Day 5 Roundup: Chinese swimmers, Wushu athletes shine bright at Asiad
Chinese swimmers and Wushu athletes claimed five gold medals each to lead a 14-gold rush for the hosts at the 19th Asian Games.
HANGZHOU, Sept. 28 (Xinhua) -- Chinese swimmers and Wushu athletes claimed five gold medals each, leading a 14-gold rush for the hosts at the 19th Asian Games here on Thursday.
The Chinese swimmers once again dominated the pool, securing five out of the seven gold medals available. In total, the Chinese swimming team has accumulated 24 gold medals, the largest share of the 90 gold medals won by the hosts as of Thursday.
China's swimming sensation, Qin Haiyang, powered his way to the 200m breaststroke gold medal, adding to his 100m crown. Qin, the first swimmer in history to sweep three breaststroke gold medals in a single World Championships last July, aims to repeat the feat at the Asian Games. Qin set a Games record with a time of two minutes and 7.03 seconds for the gold, though it fell short of his world record of 2:05.48 set at the Fukuoka worlds in July.
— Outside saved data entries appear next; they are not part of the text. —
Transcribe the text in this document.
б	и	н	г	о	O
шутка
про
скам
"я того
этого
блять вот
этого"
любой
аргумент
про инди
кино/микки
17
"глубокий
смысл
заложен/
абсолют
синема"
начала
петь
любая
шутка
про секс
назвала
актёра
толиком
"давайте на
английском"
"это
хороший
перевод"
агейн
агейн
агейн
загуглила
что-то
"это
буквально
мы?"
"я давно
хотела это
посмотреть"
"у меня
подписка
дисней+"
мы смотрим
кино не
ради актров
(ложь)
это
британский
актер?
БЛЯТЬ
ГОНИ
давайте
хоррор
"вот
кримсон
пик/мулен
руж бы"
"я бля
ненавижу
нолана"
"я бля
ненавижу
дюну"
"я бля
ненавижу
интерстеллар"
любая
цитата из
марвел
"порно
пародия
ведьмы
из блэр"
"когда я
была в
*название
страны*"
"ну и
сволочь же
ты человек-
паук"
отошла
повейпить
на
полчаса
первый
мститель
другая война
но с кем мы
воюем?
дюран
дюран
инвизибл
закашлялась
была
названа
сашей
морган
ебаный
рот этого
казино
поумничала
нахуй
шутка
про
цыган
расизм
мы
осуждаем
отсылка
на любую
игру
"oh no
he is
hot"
"I was hoping to swim under 2:07. I wasn't far off, but I guess this means I still relaxed a little," said the 24-year-old, who will compete in the 50m breaststroke on Friday.
Zhang Yufei was another star in the pool, showcasing her versatility by setting a Games record of 24.26 seconds and clinching a gold medal in the women's 50m freestyle, in addition to her two butterfly titles.
Ye Shiwen, the London Olympic gold medalist, secured the women's 200m breaststroke with a time of 2:23.84. "The result did not meet my expectations, so I don't believe I have reached my peak yet," said Ye, who won two gold medals in London at the age of 16.
China also claimed titles in the men's 4x100m freestyle relay and women's 4x200m freestyle relay.
Earlier on the day, Chinese Wushu athletes achieved five gold medals in sanda events, primarily at the expense of rivals from Iran. In the women's 52kg final, Li Yueyao defeated Iran's Elaheh Mansoryan Samiroumi, who had lost to a Chinese competitor in a gold medal match for the third consecutive time at the Asian Games. In the men's 70kg final, He Feng initially lost the first round but rallied to defeat Mohsen Mohammadseifi from Iran, while Shoja Panahigelehkolaei, also an athlete from Iran, was outclassed by Wang Xuetao in the men's 60kg final.
"I was almost ready to retire after the Asian Games in 2018, but it's significant to hold the Games at home, and I don't want to miss it," said the 28-year-old Li. "Getting prepared for an event like this is challenging for a veteran player like me, but I never give up."
Chinese Wushu athletes also secured golds in the women's 60kg and men's 56kg events.
An Chang Ok of DPR Korea stole the show on the first day of gymnastics apparatus finals, earning gold in both women's events - the vault and the uneven bars. An scored 14.049 points in the vault with an unparalleled difficulty score of 5.6 for her second routine. Her teammate, Kim Son Hyang, secured the silver with 13.600, and China's Yu Linmin took the bronze with 13.533.
The 48-year-old legend Oksana Chusovitina of Uzbekistan narrowly missed out on the podium, finishing fourth with 13.383 points. She expressed her determination to continue training and vie for a spot at the Paris Olympics.
The 20-year-old An then maintained her composure on the uneven bars, securing her second gold with a score of 14.266. Despite earlier victories in team and all-around individual events, the host gymnasts did not carry their momentum onto the apparatuses, with only Lan Xingyu winning the men's rings title on Thursday.
China also secured gold medals in fencing and taekwondo, leading the medal table with 90 gold, 51 silver, and 26 bronze medals. South Korea was in second place with 24 golds, and Japan came in third with 18.